Inoltre, affermano: “Abbiamo intrapreso questa iniziativa perché riteniamo che la memoria non debba essere un esercizio celebrativo, ma uno strumento di consapevolezza. E lo abbiamo fatto a Ferrara, una città che conosce il peso di una domanda rimasta troppo spesso senza risposta: come può una democrazia proteggere i propri diritti se chi detiene il monopolio della forza non risponde dei propri abusi?”

Rimarcano la storia di Federico Aldrovandi e come questa sia “profondamente legata a questa città”. Allo stesso modo, “le violenze avvenute durante il G8 di Genova appartengono alla storia del nostro Paese: la morte di Carlo Giuliani, il massacro della scuola Diaz, le torture nella caserma di Bolzaneto, le centinaia di persone picchiate, umiliate e private dei propri diritti”.

Tutte “vicende diverse, ma unite da una medesima esigenza: richiedere verità, giustizia e responsabilità”.

“A Ferrara – spiegano – la storia di Federico Aldrovandi ci ricorda quotidianamente che gli abusi di Stato non sono un tema astratto. È una ferita di questa città, ed è per questo che discutere di Genova qui ha un significato particolare.

Così, “ricordare Genova oggi non equivale a guardare al passato. Significa interrogare il presente. In un periodo in cui il dissenso è sempre più frequentemente descritto come un problema di ordine pubblico, parlare del G8 significa difendere il diritto di manifestare e la libertà di espressione”.

Le tre giornate organizzate intendono essere principalmente un’opportunità di confronto con le nuove generazioni. Perché senza memoria diventa più semplice accettare come normali pratiche che normali non dovrebbero mai essere.

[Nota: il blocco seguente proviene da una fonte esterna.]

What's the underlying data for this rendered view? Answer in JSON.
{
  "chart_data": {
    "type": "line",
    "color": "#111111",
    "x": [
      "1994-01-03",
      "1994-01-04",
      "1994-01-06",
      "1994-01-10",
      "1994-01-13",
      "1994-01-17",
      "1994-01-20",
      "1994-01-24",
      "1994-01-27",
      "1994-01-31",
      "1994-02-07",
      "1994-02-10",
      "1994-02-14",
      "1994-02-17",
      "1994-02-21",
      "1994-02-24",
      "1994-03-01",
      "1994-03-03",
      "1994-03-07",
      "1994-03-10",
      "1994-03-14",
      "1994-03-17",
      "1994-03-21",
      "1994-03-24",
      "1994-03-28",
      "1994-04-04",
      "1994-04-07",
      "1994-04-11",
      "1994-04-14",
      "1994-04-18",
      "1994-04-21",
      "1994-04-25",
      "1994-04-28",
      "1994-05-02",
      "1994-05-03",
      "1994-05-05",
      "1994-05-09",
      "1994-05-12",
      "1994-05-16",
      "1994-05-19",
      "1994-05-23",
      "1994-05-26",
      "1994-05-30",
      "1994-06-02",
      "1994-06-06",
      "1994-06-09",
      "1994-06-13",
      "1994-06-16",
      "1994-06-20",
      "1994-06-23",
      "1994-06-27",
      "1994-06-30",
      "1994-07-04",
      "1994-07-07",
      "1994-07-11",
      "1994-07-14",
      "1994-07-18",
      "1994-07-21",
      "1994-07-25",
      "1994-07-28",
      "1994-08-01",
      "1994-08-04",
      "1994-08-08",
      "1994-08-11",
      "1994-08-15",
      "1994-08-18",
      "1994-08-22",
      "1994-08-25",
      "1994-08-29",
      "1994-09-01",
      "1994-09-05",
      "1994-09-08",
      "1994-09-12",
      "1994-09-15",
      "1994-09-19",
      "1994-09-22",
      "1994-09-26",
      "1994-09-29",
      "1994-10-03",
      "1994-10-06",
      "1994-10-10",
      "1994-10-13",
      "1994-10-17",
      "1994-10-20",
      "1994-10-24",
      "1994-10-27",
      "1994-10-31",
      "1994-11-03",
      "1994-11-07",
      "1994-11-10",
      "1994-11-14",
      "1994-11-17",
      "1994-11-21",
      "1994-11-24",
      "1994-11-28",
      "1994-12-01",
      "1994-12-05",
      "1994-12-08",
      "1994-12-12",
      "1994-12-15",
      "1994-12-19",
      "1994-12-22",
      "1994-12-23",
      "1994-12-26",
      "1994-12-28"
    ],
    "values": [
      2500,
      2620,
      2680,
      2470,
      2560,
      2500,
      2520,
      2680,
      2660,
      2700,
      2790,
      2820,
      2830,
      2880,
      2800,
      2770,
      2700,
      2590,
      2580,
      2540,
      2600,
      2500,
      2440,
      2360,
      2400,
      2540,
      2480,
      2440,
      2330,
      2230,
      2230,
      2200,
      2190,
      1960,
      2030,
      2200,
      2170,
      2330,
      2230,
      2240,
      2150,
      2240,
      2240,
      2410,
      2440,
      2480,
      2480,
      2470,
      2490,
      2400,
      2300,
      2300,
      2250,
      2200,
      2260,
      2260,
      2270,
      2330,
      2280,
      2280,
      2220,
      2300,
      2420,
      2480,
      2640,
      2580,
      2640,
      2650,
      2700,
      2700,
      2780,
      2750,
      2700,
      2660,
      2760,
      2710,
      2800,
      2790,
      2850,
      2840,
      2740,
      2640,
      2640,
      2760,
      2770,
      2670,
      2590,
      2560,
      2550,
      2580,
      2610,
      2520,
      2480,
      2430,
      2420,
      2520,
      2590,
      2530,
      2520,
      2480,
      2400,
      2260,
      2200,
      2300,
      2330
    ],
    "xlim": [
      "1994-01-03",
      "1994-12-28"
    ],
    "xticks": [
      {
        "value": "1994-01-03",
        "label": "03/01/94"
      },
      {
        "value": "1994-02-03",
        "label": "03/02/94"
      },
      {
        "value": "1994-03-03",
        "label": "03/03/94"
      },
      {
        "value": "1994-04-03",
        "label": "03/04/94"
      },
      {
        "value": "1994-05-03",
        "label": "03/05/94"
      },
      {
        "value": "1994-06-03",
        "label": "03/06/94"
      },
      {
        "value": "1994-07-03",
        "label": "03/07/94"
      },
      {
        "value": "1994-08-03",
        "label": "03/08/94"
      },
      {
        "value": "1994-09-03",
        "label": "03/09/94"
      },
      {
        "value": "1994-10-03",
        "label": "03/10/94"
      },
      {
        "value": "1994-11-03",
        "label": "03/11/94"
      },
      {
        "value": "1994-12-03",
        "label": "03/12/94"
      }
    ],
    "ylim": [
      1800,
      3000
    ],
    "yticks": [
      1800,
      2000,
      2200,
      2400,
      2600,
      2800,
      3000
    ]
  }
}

“Desideriamo che queste tre giornate siano soprattutto un dialogo con chi ha vent’anni oggi. La memoria non si trasmette per osmosi: deve essere costruita, condivisa, discussa”, concludono gli organizzatori.

PROGRAMMA

Domenica 12 luglio | Ravalle, via Carlo Martelli 186
– ore 20.00 — proiezione del documentario O.P. — Ordine Pubblico Genova 2001 presso il Cinema Teatro Il Grido
– ore 21.30 — apericena e confronto presso Il Barcone di Flavio

Lunedì 20 luglio | sala Estense, Ferrara
– ore 20.30 — apertura sala
– ore 21.00 — proiezione del film Diaz — Non pulire questo sangue

Venerdì 24 luglio | CPS Acquedotto, corso Isonzo 42, Ferrara
– ore 19.00 — aperitivo
– ore 20.30 — «Incontri di lotta», testimonianze con Luca Greco (Comitato Piazza Carlo Giuliani), Girolamo De Michele e Paolo Cirelli
– ore 21.30 — presentazione del documentario inedito di Paolo Cirelli e Alessandro Panetta

Ingresso a offerta libera consapevole.